We are planning to reuse ELK and need to check the if ECCN(Export Control Classification Number) is OK. So how can I obtain the ECCN for logstash, elasticsearch and kibana?
Thanks.
Are you after this for the open source products, or the Elastic Cloud offering?
Thanks for quick reply. It's for open source products.
Ok let me move this thread as it's not Cloud related 
According to the information collected, one criteria to determine the ECCN is that whether the software is designed to use cryptography for purposes other than authentication or digital signature.
As my current understanding, there is no such encryption for data/message in ELK except authentication. Just want to double confirm? Thanks.
The ECCN for these products is 5D992.
Kevin
1 Like
Thanks for the reply.
But I can't quite understand. As I know there are 2 criteria to classify the opensource software for ECCN.

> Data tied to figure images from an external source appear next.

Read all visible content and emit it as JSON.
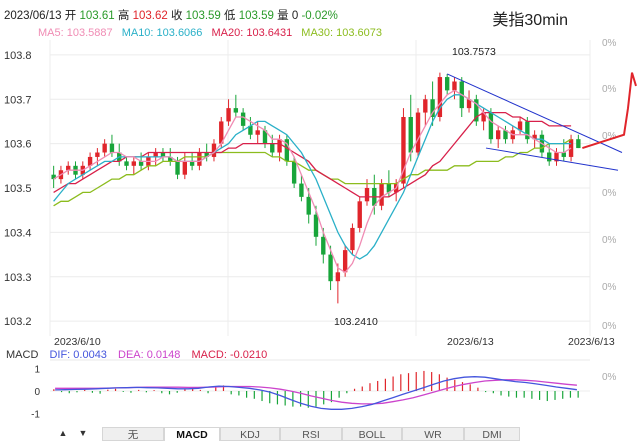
{
  "header": {
    "info": {
      "date": "2023/06/13",
      "open_label": "开",
      "open": "103.61",
      "high_label": "高",
      "high": "103.62",
      "close_label": "收",
      "close": "103.59",
      "low_label": "低",
      "low": "103.59",
      "volume_label": "量",
      "volume": "0",
      "change": "-0.02%"
    },
    "title": "美指30min"
  },
  "ma_legend": {
    "ma5": "MA5: 103.5887",
    "ma10": "MA10: 103.6066",
    "ma20": "MA20: 103.6431",
    "ma30": "MA30: 103.6073"
  },
  "colors": {
    "up": "#e0252b",
    "down": "#18a53a",
    "ma5": "#f08cb4",
    "ma10": "#2ab0c8",
    "ma20": "#d8204a",
    "ma30": "#8cbc1e",
    "trend": "#2233cc",
    "dif": "#4455dd",
    "dea": "#cc44cc"
  },
  "macd_legend": {
    "name": "MACD",
    "dif": "DIF: 0.0043",
    "dea": "DEA: 0.0148",
    "macd": "MACD: -0.0210"
  },
  "tabs": [
    {
      "label": "无",
      "active": false
    },
    {
      "label": "MACD",
      "active": true
    },
    {
      "label": "KDJ",
      "active": false
    },
    {
      "label": "RSI",
      "active": false
    },
    {
      "label": "BOLL",
      "active": false
    },
    {
      "label": "WR",
      "active": false
    },
    {
      "label": "DMI",
      "active": false
    }
  ],
  "chart_data": {
    "type": "candlestick",
    "y_ticks": [
      "103.8",
      "103.7",
      "103.6",
      "103.5",
      "103.4",
      "103.3",
      "103.2"
    ],
    "ylim": [
      103.18,
      103.82
    ],
    "right_ticks": [
      "0%",
      "0%",
      "0%",
      "0%",
      "0%",
      "0%",
      "0%",
      "0%"
    ],
    "x_labels": [
      "2023/6/10",
      "2023/6/13",
      "2023/6/13"
    ],
    "annotations": {
      "high": "103.7573",
      "low": "103.2410"
    },
    "candles": [
      [
        103.53,
        103.55,
        103.5,
        103.52
      ],
      [
        103.52,
        103.55,
        103.51,
        103.54
      ],
      [
        103.54,
        103.56,
        103.53,
        103.55
      ],
      [
        103.55,
        103.56,
        103.52,
        103.53
      ],
      [
        103.53,
        103.56,
        103.52,
        103.55
      ],
      [
        103.55,
        103.58,
        103.54,
        103.57
      ],
      [
        103.57,
        103.59,
        103.55,
        103.58
      ],
      [
        103.58,
        103.61,
        103.57,
        103.6
      ],
      [
        103.6,
        103.62,
        103.57,
        103.58
      ],
      [
        103.58,
        103.6,
        103.55,
        103.56
      ],
      [
        103.56,
        103.57,
        103.54,
        103.55
      ],
      [
        103.55,
        103.57,
        103.53,
        103.56
      ],
      [
        103.56,
        103.58,
        103.54,
        103.55
      ],
      [
        103.55,
        103.58,
        103.54,
        103.57
      ],
      [
        103.57,
        103.59,
        103.55,
        103.58
      ],
      [
        103.58,
        103.59,
        103.56,
        103.57
      ],
      [
        103.57,
        103.59,
        103.55,
        103.56
      ],
      [
        103.56,
        103.57,
        103.52,
        103.53
      ],
      [
        103.53,
        103.58,
        103.52,
        103.56
      ],
      [
        103.56,
        103.58,
        103.54,
        103.55
      ],
      [
        103.55,
        103.59,
        103.54,
        103.58
      ],
      [
        103.58,
        103.6,
        103.56,
        103.57
      ],
      [
        103.57,
        103.61,
        103.56,
        103.6
      ],
      [
        103.6,
        103.66,
        103.59,
        103.65
      ],
      [
        103.65,
        103.7,
        103.64,
        103.68
      ],
      [
        103.68,
        103.71,
        103.66,
        103.67
      ],
      [
        103.67,
        103.68,
        103.63,
        103.64
      ],
      [
        103.64,
        103.66,
        103.61,
        103.62
      ],
      [
        103.62,
        103.65,
        103.6,
        103.63
      ],
      [
        103.63,
        103.64,
        103.59,
        103.6
      ],
      [
        103.6,
        103.62,
        103.57,
        103.58
      ],
      [
        103.58,
        103.62,
        103.56,
        103.61
      ],
      [
        103.61,
        103.62,
        103.55,
        103.56
      ],
      [
        103.56,
        103.57,
        103.5,
        103.51
      ],
      [
        103.51,
        103.53,
        103.47,
        103.48
      ],
      [
        103.48,
        103.5,
        103.42,
        103.44
      ],
      [
        103.44,
        103.46,
        103.37,
        103.39
      ],
      [
        103.39,
        103.41,
        103.33,
        103.35
      ],
      [
        103.35,
        103.37,
        103.27,
        103.29
      ],
      [
        103.29,
        103.33,
        103.24,
        103.31
      ],
      [
        103.31,
        103.37,
        103.3,
        103.36
      ],
      [
        103.36,
        103.42,
        103.35,
        103.41
      ],
      [
        103.41,
        103.48,
        103.4,
        103.47
      ],
      [
        103.47,
        103.52,
        103.46,
        103.5
      ],
      [
        103.5,
        103.53,
        103.44,
        103.46
      ],
      [
        103.46,
        103.52,
        103.45,
        103.51
      ],
      [
        103.51,
        103.54,
        103.48,
        103.49
      ],
      [
        103.49,
        103.52,
        103.47,
        103.51
      ],
      [
        103.51,
        103.68,
        103.5,
        103.66
      ],
      [
        103.66,
        103.71,
        103.56,
        103.58
      ],
      [
        103.58,
        103.68,
        103.57,
        103.67
      ],
      [
        103.67,
        103.71,
        103.64,
        103.7
      ],
      [
        103.7,
        103.74,
        103.64,
        103.66
      ],
      [
        103.66,
        103.76,
        103.65,
        103.75
      ],
      [
        103.75,
        103.757,
        103.71,
        103.72
      ],
      [
        103.72,
        103.75,
        103.7,
        103.74
      ],
      [
        103.74,
        103.75,
        103.66,
        103.68
      ],
      [
        103.68,
        103.72,
        103.67,
        103.7
      ],
      [
        103.7,
        103.71,
        103.64,
        103.65
      ],
      [
        103.65,
        103.68,
        103.63,
        103.67
      ],
      [
        103.67,
        103.68,
        103.6,
        103.61
      ],
      [
        103.61,
        103.64,
        103.59,
        103.63
      ],
      [
        103.63,
        103.64,
        103.6,
        103.61
      ],
      [
        103.61,
        103.64,
        103.6,
        103.63
      ],
      [
        103.63,
        103.66,
        103.62,
        103.65
      ],
      [
        103.65,
        103.66,
        103.6,
        103.61
      ],
      [
        103.61,
        103.63,
        103.59,
        103.62
      ],
      [
        103.62,
        103.63,
        103.57,
        103.58
      ],
      [
        103.58,
        103.6,
        103.55,
        103.56
      ],
      [
        103.56,
        103.59,
        103.55,
        103.58
      ],
      [
        103.58,
        103.61,
        103.56,
        103.57
      ],
      [
        103.57,
        103.62,
        103.56,
        103.61
      ],
      [
        103.61,
        103.62,
        103.59,
        103.59
      ]
    ],
    "ma5": [
      103.52,
      103.53,
      103.54,
      103.54,
      103.54,
      103.55,
      103.56,
      103.57,
      103.58,
      103.58,
      103.57,
      103.57,
      103.56,
      103.56,
      103.56,
      103.57,
      103.57,
      103.56,
      103.56,
      103.56,
      103.56,
      103.57,
      103.58,
      103.6,
      103.63,
      103.66,
      103.66,
      103.65,
      103.64,
      103.63,
      103.61,
      103.61,
      103.6,
      103.57,
      103.53,
      103.49,
      103.45,
      103.4,
      103.36,
      103.32,
      103.31,
      103.33,
      103.37,
      103.42,
      103.46,
      103.48,
      103.49,
      103.5,
      103.54,
      103.58,
      103.61,
      103.64,
      103.67,
      103.69,
      103.71,
      103.72,
      103.71,
      103.7,
      103.69,
      103.67,
      103.65,
      103.64,
      103.63,
      103.62,
      103.62,
      103.62,
      103.61,
      103.6,
      103.59,
      103.58,
      103.58,
      103.59
    ],
    "ma10": [
      103.47,
      103.49,
      103.51,
      103.52,
      103.53,
      103.54,
      103.55,
      103.56,
      103.56,
      103.57,
      103.57,
      103.57,
      103.57,
      103.57,
      103.57,
      103.57,
      103.57,
      103.56,
      103.56,
      103.56,
      103.56,
      103.57,
      103.58,
      103.59,
      103.6,
      103.62,
      103.63,
      103.64,
      103.65,
      103.65,
      103.64,
      103.63,
      103.62,
      103.6,
      103.58,
      103.55,
      103.52,
      103.48,
      103.44,
      103.4,
      103.37,
      103.35,
      103.34,
      103.35,
      103.37,
      103.4,
      103.43,
      103.46,
      103.49,
      103.53,
      103.57,
      103.61,
      103.65,
      103.68,
      103.7,
      103.71,
      103.71,
      103.7,
      103.69,
      103.68,
      103.67,
      103.66,
      103.65,
      103.64,
      103.63,
      103.62,
      103.61,
      103.61,
      103.6,
      103.6,
      103.6,
      103.6
    ],
    "ma20": [
      103.49,
      103.5,
      103.51,
      103.51,
      103.52,
      103.53,
      103.54,
      103.55,
      103.56,
      103.56,
      103.57,
      103.57,
      103.57,
      103.58,
      103.58,
      103.58,
      103.58,
      103.58,
      103.58,
      103.58,
      103.58,
      103.58,
      103.58,
      103.58,
      103.59,
      103.59,
      103.6,
      103.6,
      103.6,
      103.6,
      103.6,
      103.6,
      103.59,
      103.58,
      103.57,
      103.56,
      103.54,
      103.53,
      103.52,
      103.51,
      103.5,
      103.49,
      103.48,
      103.48,
      103.48,
      103.48,
      103.48,
      103.49,
      103.5,
      103.51,
      103.52,
      103.53,
      103.55,
      103.56,
      103.58,
      103.6,
      103.62,
      103.64,
      103.66,
      103.67,
      103.67,
      103.67,
      103.67,
      103.66,
      103.66,
      103.65,
      103.65,
      103.65,
      103.64,
      103.64,
      103.64,
      103.64
    ],
    "ma30": [
      103.46,
      103.47,
      103.47,
      103.48,
      103.49,
      103.49,
      103.5,
      103.51,
      103.52,
      103.52,
      103.53,
      103.53,
      103.54,
      103.55,
      103.55,
      103.56,
      103.56,
      103.56,
      103.57,
      103.57,
      103.57,
      103.57,
      103.58,
      103.58,
      103.58,
      103.58,
      103.58,
      103.58,
      103.58,
      103.58,
      103.57,
      103.57,
      103.56,
      103.56,
      103.55,
      103.54,
      103.54,
      103.53,
      103.52,
      103.52,
      103.51,
      103.51,
      103.51,
      103.51,
      103.51,
      103.51,
      103.51,
      103.51,
      103.52,
      103.53,
      103.53,
      103.54,
      103.54,
      103.54,
      103.54,
      103.55,
      103.55,
      103.55,
      103.56,
      103.56,
      103.56,
      103.56,
      103.57,
      103.57,
      103.58,
      103.58,
      103.59,
      103.59,
      103.6,
      103.6,
      103.6,
      103.61
    ],
    "macd": {
      "ylim": [
        -1.3,
        1.3
      ],
      "ticks": [
        "1",
        "0",
        "-1"
      ],
      "hist": [
        0.08,
        -0.05,
        -0.1,
        -0.06,
        0.05,
        -0.08,
        -0.12,
        0.06,
        0.1,
        -0.04,
        -0.08,
        0.05,
        -0.06,
        0.04,
        -0.1,
        -0.15,
        -0.08,
        0.08,
        0.1,
        0.05,
        -0.1,
        0.2,
        0.25,
        -0.15,
        -0.2,
        -0.3,
        -0.35,
        -0.45,
        -0.55,
        -0.6,
        -0.65,
        -0.7,
        -0.7,
        -0.75,
        -0.7,
        -0.6,
        -0.5,
        -0.3,
        -0.1,
        0.1,
        0.2,
        0.35,
        0.45,
        0.55,
        0.65,
        0.75,
        0.8,
        0.85,
        0.9,
        0.85,
        0.75,
        0.6,
        0.5,
        0.4,
        0.3,
        0.15,
        -0.05,
        -0.1,
        -0.2,
        -0.25,
        -0.3,
        -0.3,
        -0.35,
        -0.4,
        -0.45,
        -0.4,
        -0.35,
        -0.3,
        -0.3
      ],
      "dif": [
        0.05,
        0.06,
        0.07,
        0.08,
        0.1,
        0.12,
        0.14,
        0.15,
        0.16,
        0.15,
        0.14,
        0.12,
        0.1,
        0.1,
        0.12,
        0.18,
        0.22,
        0.2,
        0.16,
        0.12,
        0.05,
        -0.05,
        -0.2,
        -0.38,
        -0.55,
        -0.68,
        -0.78,
        -0.82,
        -0.82,
        -0.78,
        -0.7,
        -0.6,
        -0.45,
        -0.3,
        -0.15,
        0.0,
        0.15,
        0.3,
        0.45,
        0.55,
        0.62,
        0.64,
        0.62,
        0.55,
        0.48,
        0.42,
        0.38,
        0.32,
        0.25,
        0.18,
        0.12,
        0.06
      ],
      "dea": [
        0.12,
        0.12,
        0.12,
        0.12,
        0.12,
        0.13,
        0.14,
        0.15,
        0.16,
        0.17,
        0.17,
        0.17,
        0.17,
        0.16,
        0.16,
        0.17,
        0.19,
        0.2,
        0.2,
        0.2,
        0.18,
        0.14,
        0.08,
        0.0,
        -0.1,
        -0.22,
        -0.32,
        -0.42,
        -0.5,
        -0.55,
        -0.58,
        -0.58,
        -0.55,
        -0.48,
        -0.4,
        -0.3,
        -0.18,
        -0.05,
        0.08,
        0.2,
        0.3,
        0.38,
        0.45,
        0.48,
        0.5,
        0.5,
        0.48,
        0.45,
        0.4,
        0.35,
        0.3,
        0.26
      ]
    }
  }
}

- US origin: does the software originate from the USA?
- Is the software designed to use cryptography for purposes other than authentication or digital signature with keys longer than 56 bit (symmetric) or 112/512 bit (asymmetric, depending on the algorithm)
for question 1, I'm not sure. maybe some content belongs to US.
for question 2, there is TLS/SSL encryption in shield plugin. but sheild is independent plugin(comercial product) from ELK. So my understanding is no encryption in ELK, and most probably ELK belongs to EAR99. Please correct me if I'm wrong. Or could you help to explain a bit where 5D992 comes from?